Attori e non personaggi

Così, in Stranger Things, noi crediamo di seguire e appassionarci alle avventure di Mike, Dustin, Lucas e Eleven, ma in realtà stiamo anche e forse soprattutto seguendo e appassionandoci alle biografie di Finn Michael Wolfhard, Gaten Matarazzo, Caleb McLaughlin e Millie Bobby Brown. In un modo mai visto prima le serie raccontano le vite degli attori oltre a quelle dei personaggi.

È come se la lunghezza della storia – la possibilità di venire parcellizzata ad libitum – attivasse due livelli di visione spesso sovrapposti ma distinti: il primo riguarda il plot, come si evolve la vicenda (a sua volta fatta di sottotrame e personaggi gregari che entrano ed escono di scena); il secondo riguarda direttamente la vita degli attori, non tanto o non solo la loro biografia, il gossip (chi frequentano e cosa fanno fuori dal set) o la loro stessa carriera (chi ha più successo?), quanto l’evoluzione filmata di ciascuno di loro, il modo in cui il tempo li cambia, li segna.

È la tragedia che ci fa più paura, quella che ci mette alle corde, quella a cui non sappiamo cosa opporre: la nostra mortalità.
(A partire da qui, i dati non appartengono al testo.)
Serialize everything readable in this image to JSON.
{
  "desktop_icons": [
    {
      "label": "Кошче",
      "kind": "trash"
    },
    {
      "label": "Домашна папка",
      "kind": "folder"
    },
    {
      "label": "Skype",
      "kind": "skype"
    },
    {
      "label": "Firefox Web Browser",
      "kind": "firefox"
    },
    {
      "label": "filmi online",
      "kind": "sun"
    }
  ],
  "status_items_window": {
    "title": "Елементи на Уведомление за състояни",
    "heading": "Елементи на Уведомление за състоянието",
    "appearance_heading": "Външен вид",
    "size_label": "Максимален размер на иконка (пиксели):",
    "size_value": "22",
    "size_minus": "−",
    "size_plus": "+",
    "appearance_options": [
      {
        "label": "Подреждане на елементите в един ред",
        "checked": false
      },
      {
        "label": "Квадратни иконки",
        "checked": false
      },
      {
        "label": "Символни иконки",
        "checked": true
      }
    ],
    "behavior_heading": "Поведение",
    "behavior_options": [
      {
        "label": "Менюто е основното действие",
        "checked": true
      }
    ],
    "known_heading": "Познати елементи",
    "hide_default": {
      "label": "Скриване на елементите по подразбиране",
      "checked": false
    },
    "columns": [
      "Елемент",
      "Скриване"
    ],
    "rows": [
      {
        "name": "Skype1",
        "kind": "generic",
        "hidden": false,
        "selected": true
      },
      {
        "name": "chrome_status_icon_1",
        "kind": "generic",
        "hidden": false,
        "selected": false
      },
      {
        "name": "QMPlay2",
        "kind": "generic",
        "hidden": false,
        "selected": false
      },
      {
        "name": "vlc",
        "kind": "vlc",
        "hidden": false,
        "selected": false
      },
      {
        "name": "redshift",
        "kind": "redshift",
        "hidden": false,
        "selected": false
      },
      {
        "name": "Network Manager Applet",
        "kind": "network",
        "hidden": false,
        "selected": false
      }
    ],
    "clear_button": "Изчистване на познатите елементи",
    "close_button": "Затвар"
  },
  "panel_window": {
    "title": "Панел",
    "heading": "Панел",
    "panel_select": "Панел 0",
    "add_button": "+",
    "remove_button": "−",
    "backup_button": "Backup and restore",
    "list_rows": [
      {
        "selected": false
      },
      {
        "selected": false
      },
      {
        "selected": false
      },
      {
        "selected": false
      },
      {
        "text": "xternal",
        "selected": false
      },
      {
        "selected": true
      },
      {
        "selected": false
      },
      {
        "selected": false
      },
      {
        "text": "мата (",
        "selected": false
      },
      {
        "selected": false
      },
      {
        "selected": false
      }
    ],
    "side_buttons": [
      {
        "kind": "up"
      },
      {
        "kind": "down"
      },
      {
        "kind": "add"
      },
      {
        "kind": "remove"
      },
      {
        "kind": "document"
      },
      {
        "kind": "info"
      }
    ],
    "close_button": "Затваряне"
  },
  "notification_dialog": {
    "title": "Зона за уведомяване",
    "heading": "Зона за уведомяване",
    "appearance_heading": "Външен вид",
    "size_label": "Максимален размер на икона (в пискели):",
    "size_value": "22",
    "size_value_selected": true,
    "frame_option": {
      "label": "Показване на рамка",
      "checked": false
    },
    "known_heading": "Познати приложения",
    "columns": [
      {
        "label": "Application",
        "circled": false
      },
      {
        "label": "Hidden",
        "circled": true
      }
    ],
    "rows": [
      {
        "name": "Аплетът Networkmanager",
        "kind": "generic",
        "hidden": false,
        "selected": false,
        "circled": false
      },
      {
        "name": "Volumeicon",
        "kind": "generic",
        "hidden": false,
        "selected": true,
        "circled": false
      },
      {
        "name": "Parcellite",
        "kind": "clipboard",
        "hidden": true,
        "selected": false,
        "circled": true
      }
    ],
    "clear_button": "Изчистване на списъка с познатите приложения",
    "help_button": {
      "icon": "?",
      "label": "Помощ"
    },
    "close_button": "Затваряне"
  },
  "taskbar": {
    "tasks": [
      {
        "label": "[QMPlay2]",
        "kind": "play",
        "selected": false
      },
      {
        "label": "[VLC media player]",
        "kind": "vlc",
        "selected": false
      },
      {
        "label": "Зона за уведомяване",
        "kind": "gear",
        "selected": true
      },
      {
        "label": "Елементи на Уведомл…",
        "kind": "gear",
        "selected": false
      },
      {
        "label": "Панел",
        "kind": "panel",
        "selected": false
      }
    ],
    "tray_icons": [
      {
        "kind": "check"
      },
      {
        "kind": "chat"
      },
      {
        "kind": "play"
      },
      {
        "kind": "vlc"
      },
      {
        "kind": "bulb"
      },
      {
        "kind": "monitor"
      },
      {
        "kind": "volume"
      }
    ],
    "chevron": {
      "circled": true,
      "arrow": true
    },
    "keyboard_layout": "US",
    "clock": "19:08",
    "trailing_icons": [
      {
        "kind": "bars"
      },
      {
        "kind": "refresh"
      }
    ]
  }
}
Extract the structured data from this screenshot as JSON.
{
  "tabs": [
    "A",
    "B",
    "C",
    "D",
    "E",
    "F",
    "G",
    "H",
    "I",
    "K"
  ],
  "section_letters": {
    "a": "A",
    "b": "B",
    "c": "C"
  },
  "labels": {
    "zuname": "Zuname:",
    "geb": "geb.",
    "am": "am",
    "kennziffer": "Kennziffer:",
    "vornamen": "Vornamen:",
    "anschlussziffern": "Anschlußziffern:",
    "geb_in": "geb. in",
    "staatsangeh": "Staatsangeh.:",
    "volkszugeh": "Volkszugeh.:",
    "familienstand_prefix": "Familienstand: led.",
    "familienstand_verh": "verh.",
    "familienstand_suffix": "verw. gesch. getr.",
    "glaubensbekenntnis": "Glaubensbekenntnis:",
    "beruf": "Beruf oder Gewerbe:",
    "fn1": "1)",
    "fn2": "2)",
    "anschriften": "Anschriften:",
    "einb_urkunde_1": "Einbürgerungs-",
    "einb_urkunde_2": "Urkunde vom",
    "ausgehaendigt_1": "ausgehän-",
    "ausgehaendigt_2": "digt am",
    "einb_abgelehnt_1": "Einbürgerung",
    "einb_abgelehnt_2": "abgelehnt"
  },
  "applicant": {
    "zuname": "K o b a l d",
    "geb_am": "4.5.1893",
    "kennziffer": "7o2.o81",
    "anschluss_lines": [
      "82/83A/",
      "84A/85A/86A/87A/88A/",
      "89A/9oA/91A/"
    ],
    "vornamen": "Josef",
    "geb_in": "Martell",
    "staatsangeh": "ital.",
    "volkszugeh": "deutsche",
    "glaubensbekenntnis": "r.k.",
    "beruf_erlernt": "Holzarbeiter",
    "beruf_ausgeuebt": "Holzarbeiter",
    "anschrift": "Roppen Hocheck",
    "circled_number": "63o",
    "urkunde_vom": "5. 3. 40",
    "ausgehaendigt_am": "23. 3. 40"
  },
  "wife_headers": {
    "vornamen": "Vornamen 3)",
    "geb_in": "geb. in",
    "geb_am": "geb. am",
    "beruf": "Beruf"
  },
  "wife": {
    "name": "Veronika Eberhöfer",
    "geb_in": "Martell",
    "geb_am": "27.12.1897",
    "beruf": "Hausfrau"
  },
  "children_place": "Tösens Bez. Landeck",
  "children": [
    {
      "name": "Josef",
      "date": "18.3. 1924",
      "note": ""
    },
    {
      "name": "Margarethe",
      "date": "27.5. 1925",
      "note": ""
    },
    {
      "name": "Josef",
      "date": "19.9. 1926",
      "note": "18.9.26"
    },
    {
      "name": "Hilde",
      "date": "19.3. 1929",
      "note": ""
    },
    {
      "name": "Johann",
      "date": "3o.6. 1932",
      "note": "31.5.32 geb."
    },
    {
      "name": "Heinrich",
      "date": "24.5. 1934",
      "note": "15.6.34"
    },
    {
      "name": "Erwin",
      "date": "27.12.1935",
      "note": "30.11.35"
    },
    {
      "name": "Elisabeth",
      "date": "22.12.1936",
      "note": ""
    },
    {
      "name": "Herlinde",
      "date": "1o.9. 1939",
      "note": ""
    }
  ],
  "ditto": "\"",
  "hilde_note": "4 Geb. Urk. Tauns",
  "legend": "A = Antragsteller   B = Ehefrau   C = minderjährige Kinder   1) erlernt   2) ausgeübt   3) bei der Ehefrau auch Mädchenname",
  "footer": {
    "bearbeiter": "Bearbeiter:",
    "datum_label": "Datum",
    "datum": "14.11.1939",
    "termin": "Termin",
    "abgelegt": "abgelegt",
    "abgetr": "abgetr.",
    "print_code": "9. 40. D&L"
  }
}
In questo senso Henry/01/Vecna è la rappresentazione tangibile di questo spavento ancestrale, che riguarda non solo tutti gli spettatori, ma anche gli attori della serie (in quanto esseri umani), ed è l’unico vero e fondamentale punto di congiunzione e intersezione tra il primo e il secondo livello di fruizione: altro che sottosopra!

Romanzi d’appendice

Le nuove serie portano alle estreme conseguenze quei romanzi d’appendice che non avrebbero mai voluto finire, sono il compimento dell’azzardo segreto del feuilleton: far sentire l’alito della morte.

La pulsione voyeuristica è sempre stata presente nell’occhio (e nella mente) dello spettatore, ma prima si soddisfaceva in forme più indirette. Lo star system hollywoodiano ha sempre mirato alla fidelizzazione dello spettatore rispetto agli attori in carne e ossa. Così nascevano i fan, ossessionati dalle gesta dei loro beniamini più che dalle singole pellicole.

Di film in film si poteva ottenere un blando effetto Stranger Things, per Marlon Brando o per Marylin Monroe, per Meryl Streep o Robert de Niro, e via dicendo. Esemplare la recente operazione fatta su Top Gun, dove vengono riprese le vicende del pilota Cruise/Maverick (il primo film era del 1986), e la scrittura filmica insiste moltissimo nel sottolineare il tempo che è andato, per il protagonista ma chiaramente e di rimando anche per lo spettatore.

È un sequel che a tutti gli affetti trae la sua forza dalla nostalgia che è in grado di suscitare nel pubblico, riproponendo scene identiche, in modo che il raffronto tra il prima e il dopo, tra il passato e il presente, sia automatico (per esempio il momento iconico di Cruise/Maverick che in sella a una moto gareggia con il decollo di un caccia bombardiere).

La vera novità sta però nella totale coincidenza tra personaggio e persona che solo la nuova serialità ha reso possibile.

L’esperienza è totalmente immersiva, non c’è mai uno stacco, un’ellissi lunga oltre trent’anni come in Top Gun.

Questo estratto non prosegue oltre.